Essentially, the employers are offering 1% if we accept the slashing of mileage rates paid to car users, and will reduce that offer to 0.6% for all but the lowest paid if we don't.
The other elements of the first ("preferred") offer are less significant. An extra day's leave on the national agreement may not echo in automatic improvements for those already getting more.
The loss of the unilateral arbitration clause is, I would suggest, of questionable importance, since the London Weighting dispute showed almost ten years ago that this supposedly "unilateral" clause is inoperable without the cooperation of the employers. It's importance is symbolic because the employers remember having a few extra tenths of a per cent squeezed out of them last time they cooperated.
Really though this choice is no choice at all. Even a 1% pay rise is a 2% pay cut in real terms, coming after a three year pay freeze during which the spending power of the earnings of a worker stuck at the top of their grade has fallen by a sixth. Neither offer is worth even considering.
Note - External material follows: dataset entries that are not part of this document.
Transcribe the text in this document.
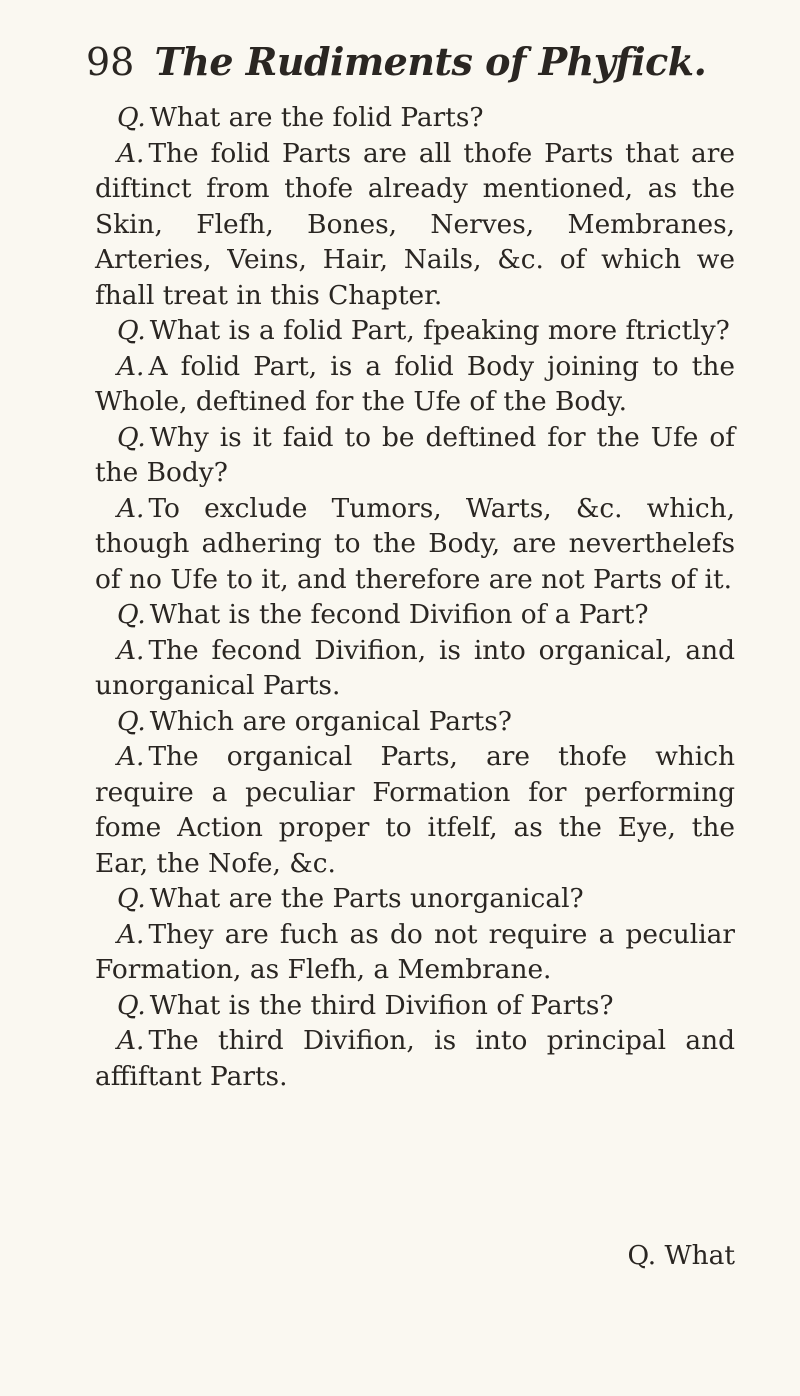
98 The Rudiments of Phyfick.

Q. What are the folid Parts?

A. The folid Parts are all thofe Parts that are diftinct from thofe already mentioned, as the Skin, Flefh, Bones, Nerves, Membranes, Arteries, Veins, Hair, Nails, &c. of which we fhall treat in this Chapter.

Q. What is a folid Part, fpeaking more ftrictly?

A. A folid Part, is a folid Body joining to the Whole, deftined for the Ufe of the Body.

Q. Why is it faid to be deftined for the Ufe of the Body?

A. To exclude Tumors, Warts, &c. which, though adhering to the Body, are neverthelefs of no Ufe to it, and therefore are not Parts of it.

Q. What is the fecond Divifion of a Part?

A. The fecond Divifion, is into organical, and unorganical Parts.

Q. Which are organical Parts?

A. The organical Parts, are thofe which require a peculiar Formation for performing fome Action proper to itfelf, as the Eye, the Ear, the Nofe, &c.

Q. What are the Parts unorganical?

A. They are fuch as do not require a peculiar Formation, as Flefh, a Membrane.

Q. What is the third Divifion of Parts?

A. The third Divifion, is into principal and affiftant Parts.

Q. What
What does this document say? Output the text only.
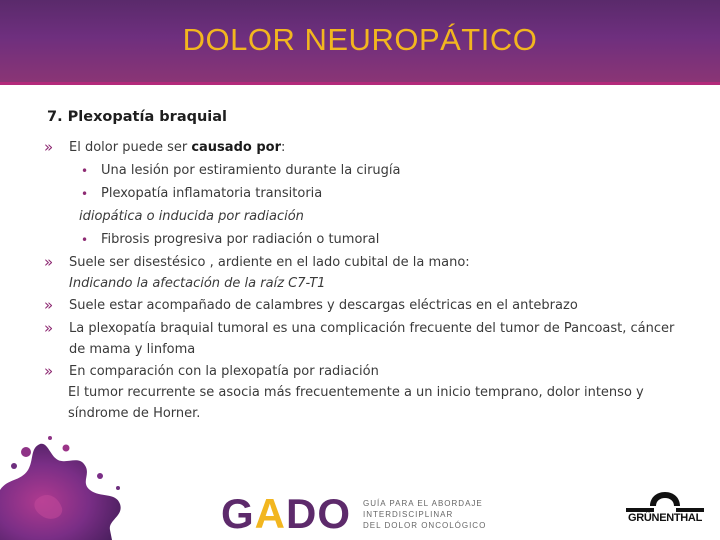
DOLOR NEUROPÁTICO
7. Plexopatía braquial
» El dolor puede ser causado por:
• Una lesión por estiramiento durante la cirugía
• Plexopatía inflamatoria transitoria
idiopática o inducida por radiación
• Fibrosis progresiva por radiación o tumoral
» Suele ser disestésico , ardiente en el lado cubital de la mano:
Indicando la afectación de la raíz C7-T1
» Suele estar acompañado de calambres y descargas eléctricas en el antebrazo
» La plexopatía braquial tumoral es una complicación frecuente del tumor de Pancoast, cáncer
de mama y linfoma
» En comparación con la plexopatía por radiación
El tumor recurrente se asocia más frecuentemente a un inicio temprano, dolor intenso y
síndrome de Horner.
GADO GUÍA PARA EL ABORDAJE
INTERDISCIPLINAR
DEL DOLOR ONCOLÓGICO
GRÜNENTHAL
The cynical device of an "either/or" pay offer could be a cunning ruse to divide the trade unions and the workforce - but only if there's something worth having for a significant chunk of the workforce in at least one of the options on offer. Here there isn't.
The position of the local government employers amounts to offering us two different bowls of rancid horsemeat, with just a slight difference in seasoning.
Heather Wakefield is right to deride this false choice of paltry offers (http://opinion.publicfinance.co.uk/2013/02/council-pay-an-offer-they-can-refuse/) but the question which will face UNISON's National Joint Council (NJC) Committee tomorrow is not only what to say but what to do.
The choice which we should put to our members is not a choice between the employers' two options, but the honest choice between fighting for fair pay or swallowing what is offered.
I hope the NJC Committee finds the confidence, courage and common sense to give leadership by recommending rejection of both options and a campaign for industrial action to win a decent pay rise.
Until local government workers are prepared to stand together nationally, as teachers and civil servants are being asked to, we will not get a decent pay rise. Our members are entitled to a leadership which tells this truth.